Monday, Feb. 06, 1989

"Monster in The Closet"

By LESLIE WHITAKER

Almost immediately after layers of asbestos were discovered between floors and ceilings in Houston's 13-story BancTexas building, worried tenants started packing up and leaving. Now, little more than a year later, the building is empty and its owners are trying to sell it for $6.5 million, an asking price 30% to 50% less than the building might fetch if it were asbestos-free. In Manhattan the former J.C. Penney headquarters, a 45-story tower that was sold last May to a real estate partnership for $352 million, stands vacant while workers remove asbestos from the building. Estimated cost: $6 million.

Asbestos, the cancer-causing mineral that is being scrubbed from thousands of U.S. schools, is causing an epidemic of fear among the owners and tenants of asbestos-ridden office towers, shopping malls, industrial parks and apartment buildings. Even though the substance poses only a minimal health risk in most work environments, its widespread presence in the ceilings and walls of commercial buildings is prompting a sharp drop in the value of those , structures. It is also spurring a crash cleanup effort that may cost as much as $100 billion over the next 25 years. "Asbestos is the monster in the closet," says Richard Jones, a Connecticut attorney who represents mortgage lenders. "People's reaction is visceral. It has a very chilling effect."

Asbestos lurks in some of the most prominent and populated structures: Manhattan's World Trade Center, Chicago's John Hancock Building and Houston's Astrodome. But it can be found at many ordinary addresses as well. More than 733,000 structures, or 20% of U.S. commercial and public properties, are believed to contain the mineral, according to the Environmental Protection Agency. In about two-thirds of buildings with asbestos, some of the material is in a friable state, which means it is crumbling into microscopic fibers that can float through the air. (There has yet been no federal survey of single-family homes, but a preliminary study indicated that houses tend to have relatively low levels of airborne asbestos.)

Once regarded as a magic mineral for its fireproofing and insulating properties, asbestos was severely restricted by the EPA in 1973 after high doses of its fibers were found to scar the lungs, causing cancer and other diseases. But by that time, 30 million tons had been wrapped around heating pipes and furnaces, sprayed onto girders and mixed into tiles at a cost of 25 cents per sq. ft. Now property owners are often spending 100 times that amount to remove it, cover it with a sealant, or enclose it with materials like Sheetrock.

The anxiety surrounding asbestos is based on its deadliness in massive doses, but many researchers contend that low levels of exposure are not necessarily hazardous. Since the mineral occurs naturally, trace amounts can often be found in fresh air and water. Yet the EPA has said that the only guaranteed safe amount of airborne asbestos is zero.
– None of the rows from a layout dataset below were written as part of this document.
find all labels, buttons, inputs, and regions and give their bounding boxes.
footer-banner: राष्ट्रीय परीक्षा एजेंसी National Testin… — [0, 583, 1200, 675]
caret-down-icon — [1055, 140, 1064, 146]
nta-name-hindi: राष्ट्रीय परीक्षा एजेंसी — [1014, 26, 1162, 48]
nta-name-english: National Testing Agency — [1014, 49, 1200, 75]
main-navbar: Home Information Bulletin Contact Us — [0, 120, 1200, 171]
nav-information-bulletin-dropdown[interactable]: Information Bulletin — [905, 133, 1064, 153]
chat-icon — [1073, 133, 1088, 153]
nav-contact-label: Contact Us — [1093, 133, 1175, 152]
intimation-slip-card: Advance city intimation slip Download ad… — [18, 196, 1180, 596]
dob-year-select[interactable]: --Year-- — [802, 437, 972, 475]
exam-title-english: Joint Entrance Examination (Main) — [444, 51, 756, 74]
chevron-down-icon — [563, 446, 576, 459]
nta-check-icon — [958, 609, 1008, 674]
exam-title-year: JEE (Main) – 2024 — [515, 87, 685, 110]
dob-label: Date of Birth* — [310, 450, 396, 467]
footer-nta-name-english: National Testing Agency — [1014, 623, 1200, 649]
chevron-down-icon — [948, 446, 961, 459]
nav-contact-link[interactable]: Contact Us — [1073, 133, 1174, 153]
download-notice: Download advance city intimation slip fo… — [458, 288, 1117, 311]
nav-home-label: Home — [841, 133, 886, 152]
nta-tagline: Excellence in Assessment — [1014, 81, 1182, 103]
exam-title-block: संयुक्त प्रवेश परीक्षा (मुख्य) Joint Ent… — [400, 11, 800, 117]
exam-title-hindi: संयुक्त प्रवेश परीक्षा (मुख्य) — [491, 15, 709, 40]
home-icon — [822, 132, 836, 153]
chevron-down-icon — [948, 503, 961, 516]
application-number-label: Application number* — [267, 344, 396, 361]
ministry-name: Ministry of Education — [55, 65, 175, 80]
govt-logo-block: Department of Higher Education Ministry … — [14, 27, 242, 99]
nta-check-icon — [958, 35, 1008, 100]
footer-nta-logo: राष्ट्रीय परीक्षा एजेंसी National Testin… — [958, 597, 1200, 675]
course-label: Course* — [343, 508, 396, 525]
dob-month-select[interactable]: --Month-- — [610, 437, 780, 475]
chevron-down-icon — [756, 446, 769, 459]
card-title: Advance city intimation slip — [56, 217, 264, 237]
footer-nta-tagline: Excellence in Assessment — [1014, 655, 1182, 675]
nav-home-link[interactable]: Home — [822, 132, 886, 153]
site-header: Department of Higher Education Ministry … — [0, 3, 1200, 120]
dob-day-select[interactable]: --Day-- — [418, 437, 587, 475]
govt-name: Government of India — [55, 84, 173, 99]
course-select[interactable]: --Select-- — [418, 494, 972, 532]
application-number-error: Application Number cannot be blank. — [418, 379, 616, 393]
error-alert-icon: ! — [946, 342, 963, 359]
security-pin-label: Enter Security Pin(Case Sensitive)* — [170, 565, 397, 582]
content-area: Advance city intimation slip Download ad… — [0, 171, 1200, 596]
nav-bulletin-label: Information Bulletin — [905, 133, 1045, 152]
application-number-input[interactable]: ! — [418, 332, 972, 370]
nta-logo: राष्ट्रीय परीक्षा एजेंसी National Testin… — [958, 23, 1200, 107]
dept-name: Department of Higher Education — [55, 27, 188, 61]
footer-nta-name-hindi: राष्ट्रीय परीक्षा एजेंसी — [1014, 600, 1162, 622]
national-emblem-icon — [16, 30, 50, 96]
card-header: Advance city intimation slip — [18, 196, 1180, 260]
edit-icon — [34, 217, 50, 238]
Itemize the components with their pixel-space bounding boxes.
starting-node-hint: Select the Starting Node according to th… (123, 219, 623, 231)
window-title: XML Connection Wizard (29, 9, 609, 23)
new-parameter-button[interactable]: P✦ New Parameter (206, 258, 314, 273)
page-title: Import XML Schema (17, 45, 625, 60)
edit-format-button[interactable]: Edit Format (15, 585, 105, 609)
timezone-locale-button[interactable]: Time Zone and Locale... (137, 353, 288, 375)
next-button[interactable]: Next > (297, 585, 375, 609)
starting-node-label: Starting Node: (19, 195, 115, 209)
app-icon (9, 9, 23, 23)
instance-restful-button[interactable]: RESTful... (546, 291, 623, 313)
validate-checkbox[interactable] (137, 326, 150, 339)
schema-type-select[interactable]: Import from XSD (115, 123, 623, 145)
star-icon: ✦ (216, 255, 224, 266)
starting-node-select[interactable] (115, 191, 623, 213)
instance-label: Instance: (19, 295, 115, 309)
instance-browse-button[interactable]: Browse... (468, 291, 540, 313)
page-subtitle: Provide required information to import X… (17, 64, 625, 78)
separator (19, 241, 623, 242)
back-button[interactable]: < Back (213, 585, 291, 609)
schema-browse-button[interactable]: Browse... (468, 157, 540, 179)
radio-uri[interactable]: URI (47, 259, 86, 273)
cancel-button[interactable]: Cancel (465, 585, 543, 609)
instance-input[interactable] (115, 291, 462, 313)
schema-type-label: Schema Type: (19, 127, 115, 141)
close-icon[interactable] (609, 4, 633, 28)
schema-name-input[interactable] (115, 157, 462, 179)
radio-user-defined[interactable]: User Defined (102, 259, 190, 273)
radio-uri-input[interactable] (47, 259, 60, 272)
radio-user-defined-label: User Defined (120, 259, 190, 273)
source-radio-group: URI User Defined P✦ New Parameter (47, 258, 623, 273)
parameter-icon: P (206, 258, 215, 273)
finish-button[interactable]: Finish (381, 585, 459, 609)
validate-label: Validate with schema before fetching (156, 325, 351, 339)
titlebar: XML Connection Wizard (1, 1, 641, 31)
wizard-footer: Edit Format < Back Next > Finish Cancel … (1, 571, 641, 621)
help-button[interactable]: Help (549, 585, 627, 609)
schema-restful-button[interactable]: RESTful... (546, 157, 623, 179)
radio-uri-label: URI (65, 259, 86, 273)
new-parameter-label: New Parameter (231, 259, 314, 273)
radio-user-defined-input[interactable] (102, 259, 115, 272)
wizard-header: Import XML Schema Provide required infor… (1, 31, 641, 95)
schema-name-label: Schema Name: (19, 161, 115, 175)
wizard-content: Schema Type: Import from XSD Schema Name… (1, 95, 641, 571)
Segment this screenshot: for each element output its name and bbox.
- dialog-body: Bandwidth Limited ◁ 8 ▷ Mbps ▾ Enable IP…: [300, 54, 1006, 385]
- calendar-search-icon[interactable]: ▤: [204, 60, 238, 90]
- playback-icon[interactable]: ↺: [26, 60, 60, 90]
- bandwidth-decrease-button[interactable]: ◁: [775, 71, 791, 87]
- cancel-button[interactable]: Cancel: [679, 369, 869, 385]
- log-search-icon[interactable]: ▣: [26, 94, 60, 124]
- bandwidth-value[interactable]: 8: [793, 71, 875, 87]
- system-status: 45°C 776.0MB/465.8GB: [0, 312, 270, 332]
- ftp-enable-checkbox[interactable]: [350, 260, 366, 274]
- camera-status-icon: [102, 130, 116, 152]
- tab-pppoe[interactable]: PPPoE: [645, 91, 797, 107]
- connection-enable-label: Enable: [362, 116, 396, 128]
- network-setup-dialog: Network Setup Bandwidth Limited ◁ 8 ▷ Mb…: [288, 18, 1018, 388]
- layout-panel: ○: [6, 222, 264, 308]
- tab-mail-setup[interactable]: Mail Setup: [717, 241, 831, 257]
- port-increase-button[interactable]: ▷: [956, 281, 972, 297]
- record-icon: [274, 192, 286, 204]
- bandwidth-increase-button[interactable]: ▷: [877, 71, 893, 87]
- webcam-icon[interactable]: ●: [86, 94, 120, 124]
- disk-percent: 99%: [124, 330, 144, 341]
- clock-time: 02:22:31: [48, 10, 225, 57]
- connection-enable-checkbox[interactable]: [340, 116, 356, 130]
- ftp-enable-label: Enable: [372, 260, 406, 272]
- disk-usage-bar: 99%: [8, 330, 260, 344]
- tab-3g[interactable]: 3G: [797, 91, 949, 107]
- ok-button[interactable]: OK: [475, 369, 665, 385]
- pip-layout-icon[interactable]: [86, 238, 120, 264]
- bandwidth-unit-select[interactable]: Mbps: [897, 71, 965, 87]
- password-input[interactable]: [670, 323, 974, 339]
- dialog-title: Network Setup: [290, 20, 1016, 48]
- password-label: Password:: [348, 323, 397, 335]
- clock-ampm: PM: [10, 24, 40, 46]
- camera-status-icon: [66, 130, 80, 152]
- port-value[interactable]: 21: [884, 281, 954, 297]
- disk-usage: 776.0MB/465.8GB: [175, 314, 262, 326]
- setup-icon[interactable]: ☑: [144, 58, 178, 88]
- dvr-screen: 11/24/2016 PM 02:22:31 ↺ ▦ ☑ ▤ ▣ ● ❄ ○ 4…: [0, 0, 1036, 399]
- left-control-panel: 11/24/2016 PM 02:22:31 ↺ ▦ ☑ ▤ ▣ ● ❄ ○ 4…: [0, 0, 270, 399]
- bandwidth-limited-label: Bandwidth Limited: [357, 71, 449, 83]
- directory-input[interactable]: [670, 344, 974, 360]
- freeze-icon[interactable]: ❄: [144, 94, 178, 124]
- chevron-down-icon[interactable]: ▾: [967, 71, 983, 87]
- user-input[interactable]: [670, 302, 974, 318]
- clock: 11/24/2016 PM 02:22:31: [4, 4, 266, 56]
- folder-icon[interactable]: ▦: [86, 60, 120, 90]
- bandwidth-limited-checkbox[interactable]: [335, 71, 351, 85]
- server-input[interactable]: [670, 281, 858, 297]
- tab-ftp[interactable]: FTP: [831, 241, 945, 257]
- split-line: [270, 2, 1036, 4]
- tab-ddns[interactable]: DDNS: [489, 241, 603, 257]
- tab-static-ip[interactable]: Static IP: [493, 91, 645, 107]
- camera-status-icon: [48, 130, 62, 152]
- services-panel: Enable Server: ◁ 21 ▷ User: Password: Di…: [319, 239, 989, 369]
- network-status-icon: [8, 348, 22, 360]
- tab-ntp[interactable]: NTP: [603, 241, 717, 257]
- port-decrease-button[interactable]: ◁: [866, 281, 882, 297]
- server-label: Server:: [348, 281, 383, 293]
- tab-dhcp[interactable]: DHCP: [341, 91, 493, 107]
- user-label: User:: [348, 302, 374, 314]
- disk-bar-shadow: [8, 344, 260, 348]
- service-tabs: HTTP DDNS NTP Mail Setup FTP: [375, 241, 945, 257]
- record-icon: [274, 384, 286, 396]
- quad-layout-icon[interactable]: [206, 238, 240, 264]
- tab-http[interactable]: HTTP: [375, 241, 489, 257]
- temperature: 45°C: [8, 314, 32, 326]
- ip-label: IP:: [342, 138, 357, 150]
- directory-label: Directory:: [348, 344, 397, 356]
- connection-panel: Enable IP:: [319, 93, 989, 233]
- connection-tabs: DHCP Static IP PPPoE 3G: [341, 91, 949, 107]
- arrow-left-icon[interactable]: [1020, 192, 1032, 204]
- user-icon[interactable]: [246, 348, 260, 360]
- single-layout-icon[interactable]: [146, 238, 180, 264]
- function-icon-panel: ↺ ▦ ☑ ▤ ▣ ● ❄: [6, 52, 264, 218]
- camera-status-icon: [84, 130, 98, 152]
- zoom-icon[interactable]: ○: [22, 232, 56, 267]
Shrewd investors are picking up asbestos-containing buildings on the cheap. Shuwa Corp., a Japanese real estate firm, bought Arco Plaza in Los Angeles last year for $620 million, a $50 million discount from the original asking price. In return, Shuwa agreed to pay for asbestos removal, which eventually cost an estimated $20 million. But even price cuts will not entice some investors. Many commercial tenants react the same way: IBM, AT&T and Northrup refuse to rent space in buildings where the mineral is present.

A primary reason corporations are so cautious is the fear of lawsuits by tenants and workers. Many cases have been filed by school systems and other building owners seeking to recover cleanup costs from the manufacturers. But a handful of lawsuits have been filed by tenants charging landlords -- and property buyers charging sellers -- with concealing the presence of asbestos. Even owners who have been up-front about the mineral's presence are worried. They fear that future suits will be brought by individuals linking their asbestos-related illnesses, which have a 20-year latency period, to buildings where they lived or worked. "The area is so new that nobody really knows how far the liability will extend," says Daniel Sitomer, a Manhattan asbestos lawyer.

The demand for asbestos-removal service vastly exceeds the ability of the fledgling industry to supply it safely. The industry's rapid growth, from an estimated $200 million in revenues in 1983 to more than $2.7 billion last year, has produced many so-called rip-and-skip artists, who spring up overnight and disappear a few months later. Hundreds of cleanup jobs have been botched by poorly trained and badly equipped workers who send additional asbestos particles swirling through the air.

Cleaning up the asbestos-abatement industry has become a high priority for many state and local governments. Forty states have created training and certification programs for asbestos removal. The EPA is thinking of expanding to commercial and public buildings the Asbestos Hazard Emergency Response Act, which requires all schools to draw up a plan to control or remove asbestos, using workers trained according to federal standards.

In the belief that asbestos-cleanup costs are going to burden them for at least two decades, real estate professionals have begun to lobby the Government for financial assistance. Declares Robert Shreve, president of the Institute of Real Estate Management: "We feel tax credits are in order because ((the asbestos problem)) is not anybody's fault." If Congress agrees, taxpayers may have to help pay yet another multibillion-dollar cleanup bill.